Metadata-Version: 2.2
Name: MolScore
Version: 1.9.1
Summary: A scoring, benchmarking and evaluation framework for goal directed generative models
Author-email: Morgan Thomas <morganthomas263@gmail.com>
Project-URL: Homepage, https://github.com/MorganCThomas/MolScore
Project-URL: Issues, https://github.com/MorganCThomas/MolScore/issues
Classifier: Programming Language :: Python :: 3
Classifier: License :: OSI Approved :: MIT License
Classifier: Operating System :: OS Independent
Requires-Python: <3.12,>=3.6
Description-Content-Type: text/markdown
License-File: LICENSE
Requires-Dist: numpy
Requires-Dist: pandas
Requires-Dist: matplotlib
Requires-Dist: seaborn
Requires-Dist: tqdm
Requires-Dist: rdkit>=2019.03.2
Requires-Dist: dask
Requires-Dist: dask-jobqueue
Requires-Dist: torch
Requires-Dist: levenshtein
Requires-Dist: streamlit-plotly-events==0.0.6
Requires-Dist: streamlit>=1.11.0
Requires-Dist: molbloom
Requires-Dist: func_timeout
Requires-Dist: flask
Dynamic: requires-dist

# MolScore: A scoring, evaluation and benchmarking framework for de novo drug design
![alt text](https://github.com/MorganCThomas/MolScore/blob/v1.0/molscore/data/images/GraphAbv2.png?raw=True)
## Overview

MolScore contains code to score *de novo* compounds in the context of generative *de novo* design by generative models via the subpackage `molscore`, as well as, facilitate downstream evaluation via the subpackage `moleval`. An objective is defined via a JSON file which can be shared to propose new multi-parameter objectives for drug design. MolScore can be used in several ways:
1. To implement a multi-parameter objective to for prospective drug design.
2. To benchmark objectives/generative models/optimization using benchmark mode (MolScoreBenchmark).
3. To implement a sequence of objectives using curriculum mode (MolScoreCurriculum).

Generative models with MolScore already integrated can be found [here](https://github.com/MorganCThomas/MolScore_examples). 

Contributions and/or ideas for added functionality are welcomed!


## Installation
MolScore can be installed by cloning this repository and setting up an environment using your favourite environment manager (I recommend [mamba](https://github.com/conda-forge/miniforge#mambaforge)).

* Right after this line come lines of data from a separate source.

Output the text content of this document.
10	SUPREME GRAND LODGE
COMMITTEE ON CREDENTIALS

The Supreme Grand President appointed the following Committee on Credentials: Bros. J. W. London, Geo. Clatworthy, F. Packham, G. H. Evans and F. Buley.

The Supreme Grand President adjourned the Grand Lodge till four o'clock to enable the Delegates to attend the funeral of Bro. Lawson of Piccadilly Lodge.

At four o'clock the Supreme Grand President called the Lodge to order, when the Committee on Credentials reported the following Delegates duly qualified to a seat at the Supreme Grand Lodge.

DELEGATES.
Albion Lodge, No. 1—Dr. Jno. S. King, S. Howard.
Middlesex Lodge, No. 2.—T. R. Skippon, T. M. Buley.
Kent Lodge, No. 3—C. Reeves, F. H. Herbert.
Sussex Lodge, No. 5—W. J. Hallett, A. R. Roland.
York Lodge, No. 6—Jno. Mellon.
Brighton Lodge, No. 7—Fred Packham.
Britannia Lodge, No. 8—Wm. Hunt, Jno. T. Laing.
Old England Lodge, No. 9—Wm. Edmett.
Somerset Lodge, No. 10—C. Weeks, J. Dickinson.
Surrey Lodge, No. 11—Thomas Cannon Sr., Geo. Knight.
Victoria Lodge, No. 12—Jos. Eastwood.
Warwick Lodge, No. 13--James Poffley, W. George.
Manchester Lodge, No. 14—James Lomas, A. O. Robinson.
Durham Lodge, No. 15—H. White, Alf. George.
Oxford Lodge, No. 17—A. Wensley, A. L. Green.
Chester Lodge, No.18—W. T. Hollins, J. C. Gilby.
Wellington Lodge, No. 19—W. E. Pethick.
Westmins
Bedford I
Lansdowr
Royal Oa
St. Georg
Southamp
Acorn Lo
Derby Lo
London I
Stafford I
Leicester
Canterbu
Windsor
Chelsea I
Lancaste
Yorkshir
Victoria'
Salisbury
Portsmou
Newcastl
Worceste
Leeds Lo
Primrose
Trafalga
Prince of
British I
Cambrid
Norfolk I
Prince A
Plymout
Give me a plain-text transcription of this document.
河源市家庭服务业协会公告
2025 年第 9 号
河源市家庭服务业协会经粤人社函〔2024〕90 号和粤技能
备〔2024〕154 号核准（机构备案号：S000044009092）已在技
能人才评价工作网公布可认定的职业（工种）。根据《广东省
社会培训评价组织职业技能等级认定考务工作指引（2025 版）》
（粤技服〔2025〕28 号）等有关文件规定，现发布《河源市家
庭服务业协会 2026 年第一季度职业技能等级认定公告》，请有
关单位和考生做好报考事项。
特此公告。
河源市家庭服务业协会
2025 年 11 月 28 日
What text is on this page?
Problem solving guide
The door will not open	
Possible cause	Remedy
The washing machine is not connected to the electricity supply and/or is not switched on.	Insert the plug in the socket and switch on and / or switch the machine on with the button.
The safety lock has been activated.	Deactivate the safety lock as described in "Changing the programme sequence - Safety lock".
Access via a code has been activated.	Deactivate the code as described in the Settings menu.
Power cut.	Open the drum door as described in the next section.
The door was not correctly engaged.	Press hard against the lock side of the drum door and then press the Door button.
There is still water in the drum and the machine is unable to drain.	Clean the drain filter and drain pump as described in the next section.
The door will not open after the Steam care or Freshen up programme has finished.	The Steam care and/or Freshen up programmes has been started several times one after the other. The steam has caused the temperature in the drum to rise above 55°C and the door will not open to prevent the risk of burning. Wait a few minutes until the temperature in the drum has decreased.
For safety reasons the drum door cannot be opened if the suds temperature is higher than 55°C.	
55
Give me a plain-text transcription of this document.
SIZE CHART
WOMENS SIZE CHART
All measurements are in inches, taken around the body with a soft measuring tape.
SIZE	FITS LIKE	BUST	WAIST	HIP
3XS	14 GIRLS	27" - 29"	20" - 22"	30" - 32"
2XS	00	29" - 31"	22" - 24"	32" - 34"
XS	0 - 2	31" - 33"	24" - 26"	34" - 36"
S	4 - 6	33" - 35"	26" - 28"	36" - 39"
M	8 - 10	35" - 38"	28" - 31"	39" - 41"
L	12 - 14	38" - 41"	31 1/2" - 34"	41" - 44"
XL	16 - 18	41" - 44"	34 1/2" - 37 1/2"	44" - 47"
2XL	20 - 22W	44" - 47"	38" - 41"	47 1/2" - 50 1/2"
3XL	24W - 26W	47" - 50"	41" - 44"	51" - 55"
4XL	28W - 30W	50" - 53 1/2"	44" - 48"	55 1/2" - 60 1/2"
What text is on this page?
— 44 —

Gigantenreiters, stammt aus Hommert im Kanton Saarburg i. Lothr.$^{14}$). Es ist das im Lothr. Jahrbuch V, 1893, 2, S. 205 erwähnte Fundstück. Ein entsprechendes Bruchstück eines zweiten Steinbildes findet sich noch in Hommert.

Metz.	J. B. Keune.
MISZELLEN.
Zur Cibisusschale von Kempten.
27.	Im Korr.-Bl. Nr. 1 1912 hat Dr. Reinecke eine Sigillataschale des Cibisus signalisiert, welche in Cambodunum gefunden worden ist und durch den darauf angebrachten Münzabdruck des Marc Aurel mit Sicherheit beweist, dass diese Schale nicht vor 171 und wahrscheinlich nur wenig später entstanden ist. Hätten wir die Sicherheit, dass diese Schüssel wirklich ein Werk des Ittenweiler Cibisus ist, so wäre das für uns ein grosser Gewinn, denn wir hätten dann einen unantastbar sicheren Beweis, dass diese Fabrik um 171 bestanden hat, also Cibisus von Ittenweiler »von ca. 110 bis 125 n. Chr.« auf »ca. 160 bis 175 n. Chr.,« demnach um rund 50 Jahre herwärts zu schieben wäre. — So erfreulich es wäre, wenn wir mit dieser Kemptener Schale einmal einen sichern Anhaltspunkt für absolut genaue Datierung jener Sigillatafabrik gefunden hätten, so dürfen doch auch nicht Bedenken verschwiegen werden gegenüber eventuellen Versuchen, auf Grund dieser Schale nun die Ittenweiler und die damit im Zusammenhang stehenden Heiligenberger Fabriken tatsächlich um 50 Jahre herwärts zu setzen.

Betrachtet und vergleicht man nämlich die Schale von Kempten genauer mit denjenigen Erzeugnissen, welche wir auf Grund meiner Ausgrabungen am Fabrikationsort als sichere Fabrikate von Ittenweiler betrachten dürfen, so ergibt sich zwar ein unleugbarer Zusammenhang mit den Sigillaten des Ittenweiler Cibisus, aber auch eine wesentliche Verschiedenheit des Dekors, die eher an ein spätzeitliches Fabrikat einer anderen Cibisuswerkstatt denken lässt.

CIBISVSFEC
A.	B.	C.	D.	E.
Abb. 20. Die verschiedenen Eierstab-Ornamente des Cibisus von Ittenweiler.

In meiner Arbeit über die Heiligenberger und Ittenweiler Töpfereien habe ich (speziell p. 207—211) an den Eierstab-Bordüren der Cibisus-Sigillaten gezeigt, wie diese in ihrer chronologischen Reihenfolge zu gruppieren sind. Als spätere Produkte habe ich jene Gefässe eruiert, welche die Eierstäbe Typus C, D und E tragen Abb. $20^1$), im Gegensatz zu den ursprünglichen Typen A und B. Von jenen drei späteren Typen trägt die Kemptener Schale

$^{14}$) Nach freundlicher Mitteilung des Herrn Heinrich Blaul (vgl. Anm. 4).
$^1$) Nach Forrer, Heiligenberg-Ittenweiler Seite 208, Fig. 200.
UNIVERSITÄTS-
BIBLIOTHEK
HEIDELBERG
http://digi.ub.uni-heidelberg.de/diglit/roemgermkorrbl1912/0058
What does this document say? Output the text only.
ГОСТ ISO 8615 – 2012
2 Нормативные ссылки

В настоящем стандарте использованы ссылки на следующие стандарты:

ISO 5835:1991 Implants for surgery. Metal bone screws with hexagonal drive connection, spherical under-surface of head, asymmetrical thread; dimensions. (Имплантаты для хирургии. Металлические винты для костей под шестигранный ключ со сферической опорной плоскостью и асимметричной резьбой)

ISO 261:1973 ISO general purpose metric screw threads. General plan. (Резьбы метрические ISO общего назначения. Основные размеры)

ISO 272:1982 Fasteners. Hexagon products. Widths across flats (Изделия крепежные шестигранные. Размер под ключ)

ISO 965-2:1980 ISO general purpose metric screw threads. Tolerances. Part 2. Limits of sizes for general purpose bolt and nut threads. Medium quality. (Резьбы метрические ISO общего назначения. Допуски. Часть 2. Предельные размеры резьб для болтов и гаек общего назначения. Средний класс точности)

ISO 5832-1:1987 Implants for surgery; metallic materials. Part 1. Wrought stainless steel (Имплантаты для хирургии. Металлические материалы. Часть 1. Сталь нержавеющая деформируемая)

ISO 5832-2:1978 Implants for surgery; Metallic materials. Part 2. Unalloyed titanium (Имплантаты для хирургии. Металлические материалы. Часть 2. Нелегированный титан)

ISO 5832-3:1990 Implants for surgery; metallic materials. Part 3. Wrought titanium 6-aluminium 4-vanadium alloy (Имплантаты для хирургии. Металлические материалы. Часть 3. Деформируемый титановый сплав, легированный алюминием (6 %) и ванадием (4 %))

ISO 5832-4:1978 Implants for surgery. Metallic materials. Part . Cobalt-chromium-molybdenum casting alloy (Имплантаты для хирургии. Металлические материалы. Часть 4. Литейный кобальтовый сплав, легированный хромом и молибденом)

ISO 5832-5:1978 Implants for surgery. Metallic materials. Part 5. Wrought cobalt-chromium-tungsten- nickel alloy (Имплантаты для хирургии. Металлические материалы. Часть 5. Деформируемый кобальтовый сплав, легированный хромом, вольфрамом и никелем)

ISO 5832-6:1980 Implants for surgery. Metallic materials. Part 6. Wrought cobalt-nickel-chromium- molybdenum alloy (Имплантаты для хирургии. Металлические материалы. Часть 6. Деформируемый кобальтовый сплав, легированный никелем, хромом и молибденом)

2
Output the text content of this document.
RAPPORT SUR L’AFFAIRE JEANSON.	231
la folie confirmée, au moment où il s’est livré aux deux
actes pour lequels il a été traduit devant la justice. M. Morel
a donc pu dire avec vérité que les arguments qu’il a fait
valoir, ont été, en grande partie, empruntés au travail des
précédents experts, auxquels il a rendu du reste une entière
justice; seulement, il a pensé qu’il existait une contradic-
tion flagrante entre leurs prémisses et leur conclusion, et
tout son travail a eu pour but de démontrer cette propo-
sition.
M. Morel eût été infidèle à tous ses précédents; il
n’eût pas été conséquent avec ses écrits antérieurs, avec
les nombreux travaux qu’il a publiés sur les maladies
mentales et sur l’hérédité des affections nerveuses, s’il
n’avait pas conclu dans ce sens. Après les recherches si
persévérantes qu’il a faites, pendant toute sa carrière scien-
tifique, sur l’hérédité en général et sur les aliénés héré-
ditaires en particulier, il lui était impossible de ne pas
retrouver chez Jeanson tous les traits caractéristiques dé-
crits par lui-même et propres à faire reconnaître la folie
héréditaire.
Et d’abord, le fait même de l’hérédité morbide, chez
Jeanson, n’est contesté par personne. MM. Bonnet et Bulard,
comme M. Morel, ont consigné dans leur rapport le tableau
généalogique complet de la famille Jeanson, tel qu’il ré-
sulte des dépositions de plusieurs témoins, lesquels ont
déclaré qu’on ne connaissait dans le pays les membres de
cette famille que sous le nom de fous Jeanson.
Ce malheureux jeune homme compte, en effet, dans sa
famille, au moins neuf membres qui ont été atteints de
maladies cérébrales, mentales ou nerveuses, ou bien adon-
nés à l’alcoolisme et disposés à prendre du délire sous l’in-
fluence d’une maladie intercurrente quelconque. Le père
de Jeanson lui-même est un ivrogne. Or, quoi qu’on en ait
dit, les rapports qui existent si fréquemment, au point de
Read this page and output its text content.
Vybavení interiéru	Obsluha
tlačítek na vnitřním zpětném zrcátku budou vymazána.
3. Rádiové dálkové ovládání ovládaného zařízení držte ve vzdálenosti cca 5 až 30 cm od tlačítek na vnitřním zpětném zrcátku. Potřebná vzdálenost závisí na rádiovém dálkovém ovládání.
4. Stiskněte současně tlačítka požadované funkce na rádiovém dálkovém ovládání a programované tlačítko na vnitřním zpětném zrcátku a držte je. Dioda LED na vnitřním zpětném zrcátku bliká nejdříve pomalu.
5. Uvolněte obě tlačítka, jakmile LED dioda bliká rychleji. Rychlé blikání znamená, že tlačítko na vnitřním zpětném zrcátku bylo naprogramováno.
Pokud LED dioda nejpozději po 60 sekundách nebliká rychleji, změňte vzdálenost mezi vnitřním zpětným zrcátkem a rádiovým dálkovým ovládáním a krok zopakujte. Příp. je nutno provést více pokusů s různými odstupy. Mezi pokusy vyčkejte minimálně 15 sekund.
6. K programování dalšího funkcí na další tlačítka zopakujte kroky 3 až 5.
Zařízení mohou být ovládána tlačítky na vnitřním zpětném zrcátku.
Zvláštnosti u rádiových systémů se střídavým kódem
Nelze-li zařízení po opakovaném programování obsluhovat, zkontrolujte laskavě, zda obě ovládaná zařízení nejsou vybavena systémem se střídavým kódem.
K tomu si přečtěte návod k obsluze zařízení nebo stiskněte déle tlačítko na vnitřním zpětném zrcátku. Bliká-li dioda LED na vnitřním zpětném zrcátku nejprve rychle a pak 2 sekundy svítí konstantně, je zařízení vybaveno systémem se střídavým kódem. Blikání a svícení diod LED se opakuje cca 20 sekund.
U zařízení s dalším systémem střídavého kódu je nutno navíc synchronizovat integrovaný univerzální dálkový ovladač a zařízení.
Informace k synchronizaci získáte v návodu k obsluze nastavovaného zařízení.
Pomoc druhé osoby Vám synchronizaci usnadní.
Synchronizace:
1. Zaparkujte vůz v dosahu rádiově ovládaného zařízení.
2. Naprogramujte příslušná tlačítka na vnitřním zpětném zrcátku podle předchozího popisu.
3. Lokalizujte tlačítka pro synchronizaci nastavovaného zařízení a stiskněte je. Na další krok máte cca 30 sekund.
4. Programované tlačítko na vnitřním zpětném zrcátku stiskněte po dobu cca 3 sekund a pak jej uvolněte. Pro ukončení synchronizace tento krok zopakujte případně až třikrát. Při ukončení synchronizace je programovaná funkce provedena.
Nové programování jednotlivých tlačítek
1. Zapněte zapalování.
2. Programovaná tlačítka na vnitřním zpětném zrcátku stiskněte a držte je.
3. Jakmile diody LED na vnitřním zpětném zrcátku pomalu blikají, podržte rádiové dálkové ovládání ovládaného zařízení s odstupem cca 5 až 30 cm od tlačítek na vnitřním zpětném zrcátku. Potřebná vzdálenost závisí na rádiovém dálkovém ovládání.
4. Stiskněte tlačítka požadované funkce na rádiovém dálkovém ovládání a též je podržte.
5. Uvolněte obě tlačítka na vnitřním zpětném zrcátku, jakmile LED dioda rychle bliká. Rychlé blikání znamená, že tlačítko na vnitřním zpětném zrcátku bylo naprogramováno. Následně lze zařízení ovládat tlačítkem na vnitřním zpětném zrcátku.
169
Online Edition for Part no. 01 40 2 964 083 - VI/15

    git clone https://github.com/MorganCThomas/MolScore.git
    cd MolScore
    mamba env create -f environment.yml
    mamba activate molscore
    pip install ./

**Note:** You can use `pip install -e ./` to install in develop mode.

Alternatively, MolScore is available via the Python Package Index.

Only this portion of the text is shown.